Am 7:12-15, Eph 1:3-14, Mk 6:7-13

A flight attendant on a United Air Lines cross-country flight nervously announced about thirty minutes outbound from Los Angeles, “Ladies and Gentlemen, I don’t know how this happened, but we have 103 passengers aboard and only 40 dinners.”  When the passengers’ muttering had died down, she continued, “Anyone who is kind enough to give up his meal so someone else can eat will receive free drinks for the length of the flight.”  Her next announcement came an hour later. “If anyone wants to change his mind, we still have twenty-nine dinners available!”

There are many times in our lives when we must make decisions/choices. When we hear the Word of God we have a choice, to allow it to transform us or to reject the Word and go our own way. In our first reading today (Amos 7:12-15) Amaziah rejected the Word of God preached through the prophet Amos. In the Gospel today (Mark 6:7-13) when Jesus sent out the Twelve he prepared them for the fact that not everyone would accept them or their message when he said they were to shake off the dust from their feet when leaving any town that did not make them welcome (Mark 6:11). Why would anyone reject the Word of God?

The Word of God is Good News; it is make our lives better, so why would anyone reject it? When the Word of God challenges us, when the Word of God invites us to leave sin behind and change our lives, no one likes that. In Heb 4:13 we read: “Indeed, the word of God is living and effective, sharper than any two-edged sword, penetrating even between soul and spirit, joints and marrow, and able to discern reflections and thoughts of the heart”. Now what do you want to do when you hear the Word of God? We have a choice, to allow it to transform us or to reject the Word and go our own way. We have to decide…

Another point I want to reflect with you is this: Our call to preach the good news of Jesus by bearing witness to God’s love, mercy and salvation as revealed through Jesus. “God chose us in Christ before the foundation of the world.” (Eph 1: 4)

Amos was a simple shepherd. Yet God sent him to preach a message of repentance to his people. Most of the apostles were fishermen. Yet Jesus didn’t hesitate to share his work with them. Even more surprising – the day came when he entrusted his entire work to them. God continues to choose the simple and the ordinary. We don’t need to be an expert.

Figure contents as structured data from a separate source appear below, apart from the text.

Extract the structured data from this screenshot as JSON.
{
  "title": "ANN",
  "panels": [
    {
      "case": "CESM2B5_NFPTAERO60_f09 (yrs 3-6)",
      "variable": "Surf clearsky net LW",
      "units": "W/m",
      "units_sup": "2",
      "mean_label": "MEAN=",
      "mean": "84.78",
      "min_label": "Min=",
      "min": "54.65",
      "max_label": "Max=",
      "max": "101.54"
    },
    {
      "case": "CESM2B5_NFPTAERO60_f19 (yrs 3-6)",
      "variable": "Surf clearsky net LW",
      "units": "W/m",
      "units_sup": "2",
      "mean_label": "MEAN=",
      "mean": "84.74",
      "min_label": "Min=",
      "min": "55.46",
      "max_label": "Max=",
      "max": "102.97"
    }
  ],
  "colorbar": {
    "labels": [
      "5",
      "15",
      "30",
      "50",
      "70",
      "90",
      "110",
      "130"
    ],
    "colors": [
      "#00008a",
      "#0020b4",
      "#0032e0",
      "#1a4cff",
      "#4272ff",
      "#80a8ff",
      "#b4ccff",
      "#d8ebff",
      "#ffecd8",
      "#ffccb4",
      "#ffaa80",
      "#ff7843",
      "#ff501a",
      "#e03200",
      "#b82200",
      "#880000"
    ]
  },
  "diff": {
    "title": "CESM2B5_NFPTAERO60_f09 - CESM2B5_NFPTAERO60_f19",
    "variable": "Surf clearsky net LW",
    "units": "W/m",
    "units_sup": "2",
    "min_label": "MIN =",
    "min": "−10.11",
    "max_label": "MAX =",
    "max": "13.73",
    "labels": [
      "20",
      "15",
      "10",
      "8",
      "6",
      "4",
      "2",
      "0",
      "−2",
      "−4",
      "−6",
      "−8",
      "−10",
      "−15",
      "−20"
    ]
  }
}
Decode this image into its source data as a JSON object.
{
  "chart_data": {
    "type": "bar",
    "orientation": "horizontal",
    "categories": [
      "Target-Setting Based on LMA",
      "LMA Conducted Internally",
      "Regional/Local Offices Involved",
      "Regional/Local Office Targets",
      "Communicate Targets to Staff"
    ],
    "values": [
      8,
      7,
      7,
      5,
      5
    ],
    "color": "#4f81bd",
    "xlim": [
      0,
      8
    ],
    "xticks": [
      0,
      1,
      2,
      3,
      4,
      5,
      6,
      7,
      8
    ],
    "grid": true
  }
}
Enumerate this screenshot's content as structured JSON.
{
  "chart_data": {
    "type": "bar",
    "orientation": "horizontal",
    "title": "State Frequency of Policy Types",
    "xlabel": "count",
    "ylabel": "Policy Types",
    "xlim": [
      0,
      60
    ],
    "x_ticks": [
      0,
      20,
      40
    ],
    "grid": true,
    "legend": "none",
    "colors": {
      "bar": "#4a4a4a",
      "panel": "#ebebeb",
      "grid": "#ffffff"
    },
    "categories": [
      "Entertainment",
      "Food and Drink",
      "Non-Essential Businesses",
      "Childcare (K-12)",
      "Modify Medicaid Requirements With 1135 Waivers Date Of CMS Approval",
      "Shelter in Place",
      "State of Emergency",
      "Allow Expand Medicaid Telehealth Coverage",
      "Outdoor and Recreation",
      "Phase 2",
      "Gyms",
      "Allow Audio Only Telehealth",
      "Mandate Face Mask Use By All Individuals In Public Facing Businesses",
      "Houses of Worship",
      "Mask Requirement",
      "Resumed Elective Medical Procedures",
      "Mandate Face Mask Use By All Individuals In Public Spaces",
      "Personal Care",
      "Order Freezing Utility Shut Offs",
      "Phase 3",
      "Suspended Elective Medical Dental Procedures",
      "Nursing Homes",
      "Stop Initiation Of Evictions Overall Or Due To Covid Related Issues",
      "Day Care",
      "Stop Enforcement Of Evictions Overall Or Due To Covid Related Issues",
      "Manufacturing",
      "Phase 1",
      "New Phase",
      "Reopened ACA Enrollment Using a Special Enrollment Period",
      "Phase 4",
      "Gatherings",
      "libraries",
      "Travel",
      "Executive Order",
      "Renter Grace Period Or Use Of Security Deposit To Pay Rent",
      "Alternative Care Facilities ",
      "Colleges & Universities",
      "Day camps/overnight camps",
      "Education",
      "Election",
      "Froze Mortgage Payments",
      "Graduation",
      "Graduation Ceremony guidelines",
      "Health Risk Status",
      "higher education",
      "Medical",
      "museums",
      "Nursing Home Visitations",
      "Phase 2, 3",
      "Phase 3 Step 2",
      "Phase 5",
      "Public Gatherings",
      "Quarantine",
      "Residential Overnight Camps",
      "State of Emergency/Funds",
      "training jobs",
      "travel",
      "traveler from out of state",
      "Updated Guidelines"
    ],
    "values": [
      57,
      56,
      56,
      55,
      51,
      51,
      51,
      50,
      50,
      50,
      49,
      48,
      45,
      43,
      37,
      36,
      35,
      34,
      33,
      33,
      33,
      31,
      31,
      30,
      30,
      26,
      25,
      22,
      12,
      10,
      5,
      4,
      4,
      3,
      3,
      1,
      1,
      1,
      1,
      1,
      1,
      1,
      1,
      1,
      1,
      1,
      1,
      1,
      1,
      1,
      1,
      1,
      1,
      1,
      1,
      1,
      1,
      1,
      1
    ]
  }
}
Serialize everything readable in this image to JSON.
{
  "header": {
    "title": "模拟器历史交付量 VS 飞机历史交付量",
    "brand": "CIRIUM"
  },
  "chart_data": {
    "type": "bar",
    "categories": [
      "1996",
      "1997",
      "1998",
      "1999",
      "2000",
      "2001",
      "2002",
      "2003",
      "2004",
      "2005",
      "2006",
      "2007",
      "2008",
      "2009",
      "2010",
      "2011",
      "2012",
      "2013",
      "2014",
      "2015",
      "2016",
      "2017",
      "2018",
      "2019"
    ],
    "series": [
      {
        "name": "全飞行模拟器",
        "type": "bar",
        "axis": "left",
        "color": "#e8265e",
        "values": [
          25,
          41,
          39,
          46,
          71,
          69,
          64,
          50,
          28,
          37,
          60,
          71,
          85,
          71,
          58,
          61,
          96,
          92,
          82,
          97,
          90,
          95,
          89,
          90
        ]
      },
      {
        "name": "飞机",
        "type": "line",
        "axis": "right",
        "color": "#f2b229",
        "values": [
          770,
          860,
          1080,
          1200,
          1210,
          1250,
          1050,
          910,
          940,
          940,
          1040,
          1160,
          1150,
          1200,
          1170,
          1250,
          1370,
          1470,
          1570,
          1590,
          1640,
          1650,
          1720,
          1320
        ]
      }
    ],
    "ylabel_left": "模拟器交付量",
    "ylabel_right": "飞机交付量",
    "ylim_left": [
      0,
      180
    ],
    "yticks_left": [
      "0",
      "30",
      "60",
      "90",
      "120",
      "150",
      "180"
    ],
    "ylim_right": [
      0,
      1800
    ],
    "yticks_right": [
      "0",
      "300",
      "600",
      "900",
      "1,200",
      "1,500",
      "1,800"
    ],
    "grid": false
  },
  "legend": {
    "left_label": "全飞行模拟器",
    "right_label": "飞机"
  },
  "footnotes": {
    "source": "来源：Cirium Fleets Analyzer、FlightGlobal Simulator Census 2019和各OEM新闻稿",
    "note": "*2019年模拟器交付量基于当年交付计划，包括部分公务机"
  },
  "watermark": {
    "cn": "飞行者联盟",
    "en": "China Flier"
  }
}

Proclaiming Christ message is not just the work of priests and religious alone. In our second reading, Paul reminds us; by baptism we are all called to spread the gospel message. God chooses, God chooses you and me. Every one of us is on God’s list. Church needs many more priests and religious, married deacons, catechists, extraordinary ministers of the Eucharist, altar servers, choir members and good leaders of the country…

Each Christian is called not only to be a disciple but also to be an apostle. As disciples, we have to follow Jesus and imitate Jesus.  As apostles, we have to evangelize the world.  We are called to share with others not just words, or ideas, or doctrines but an experience, our experience of God and His Son, Jesus. Like the apostles, like St. Francis Assisi, like Blessed Mother Teresa, we are all chosen and sent to proclaim the Gospel through our living. It is through our transparent Christian lives that we must show in our own actions the love, mercy and concern of Jesus for the people around us. Since we are baptized, Jesus is calling us in our working and living environment to evangelize, to invite people to know Jesus, to love him, to serve him and to follow him. An important part of evangelism is the simple act of inviting a friend or family member to join us in worship.

During the Korean War, a statue of Christ was blown off its pedestal and lay in fragments on the ground in a little Catholic village. A group of American soldiers helped the priest to collect up the fragments. Carefully they put the statue together again. They found all the pieces except the hands. They offered to fly the back to America and have hands made for it. But the priest refused. ‘I have a better idea’, he said. ‘Let’s leave it without hands. And we’ll write on the pedestal the words: FRIEND, LEND ME YOUR HANDS. In that way passers-by will come to see that Christ now has no hands but ours with which to raise up the fallen; no feet but ours to seek out the lost; no ears but ours to listen to the lonely; no tongue but ours to speak words of comfort to the lonely.’

Go home today reflecting on your call. What’s the best way to respond to God’s call?